There is an ancient pre-Christian Irish prayer form called the lorica, which invokes God's protection. St. Patrick adapted the form of the lorica to Christian use with a prayer / hymn of invocation that is still used today. Many will recognize the most familiar translation, which begins:

I bind unto myself, today
the strong name of the Trinity
by invocation of the same,
the Three in One and One in Three.

I trust those same usual suspects are now expunging St. Patrick's Breastplate from their hymnals.

3. Tomorrow's readings include Paul's confident proclamation:

I am persuaded that neither death, nor life, nor angels, nor principalities, nor things present, nor things to come, nor powers, nor height, nor depth, nor anything else in all creation, will be able to separate us from the love of God which is in Christ Jesus our Lord.

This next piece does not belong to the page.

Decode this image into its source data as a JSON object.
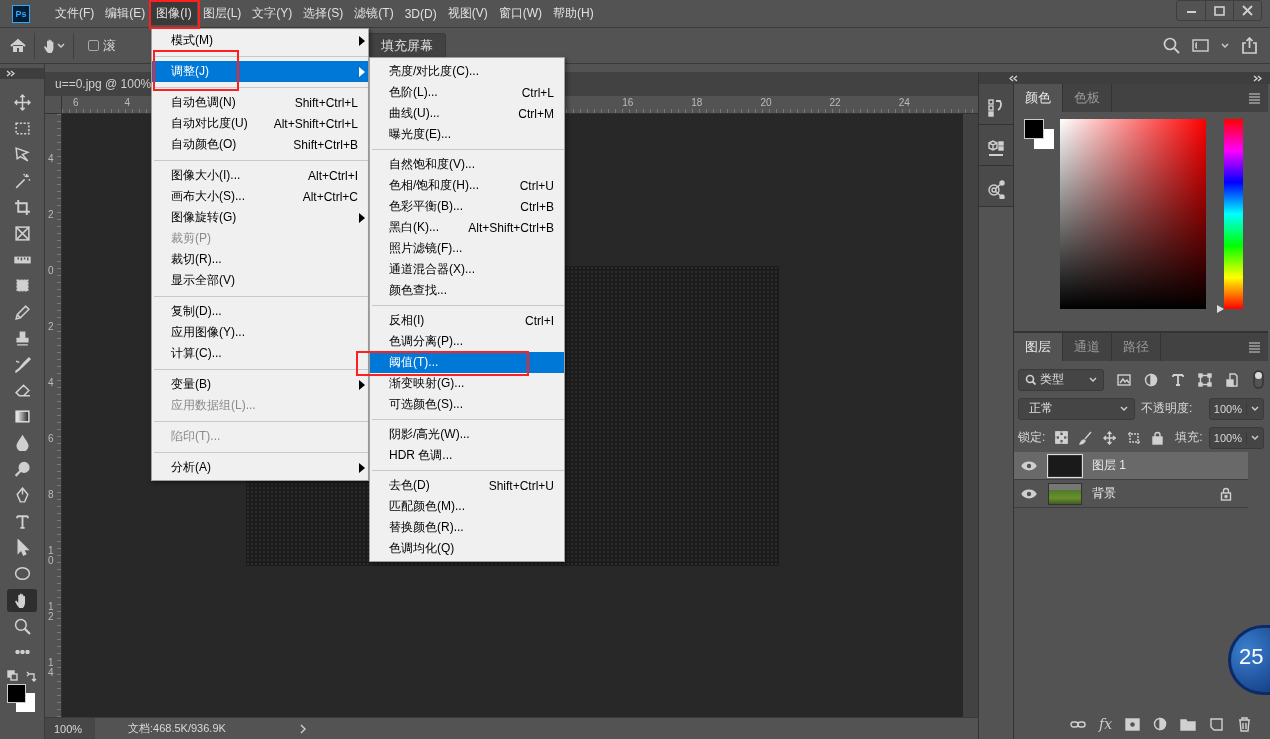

This was the endpoint of the sermon I preached a few months ago at the funeral of a small child. It has always seemed to me the most powerful of the opening sentences of the Burial Office.

Louie Crew has started a new lectionary blog, and his first entry touches movingly and powerfully on this passage.

Priests in my diocese (Newark) often are asked to do funerals for PWAs [people with AIDS] whose families are members of congregations that won’t do funerals for PWAs. When the friends of the deceased person show up, often there are many who have not been near a congregation for much of their life, fearing the condemnation and sometimes even the mockery they would face.


One such came up after the service to ask, “Father, did you write that passage you read?”


“Which one?” the priest replied.


“The one about nothing being able to separate any of us from the love of God, not powers, not…. that one.”


We in the church hold life giving truth for which many outside the Church are spiritually dying, but they will never hear that truth if we don’t love them enough to let God tell them through our lips, “I love you.”


A warning - because of the provocative name Louie has given to his blog, you may get an offensive content warning if you go there. So far at least, he mostly offends in positive and prophetic ways.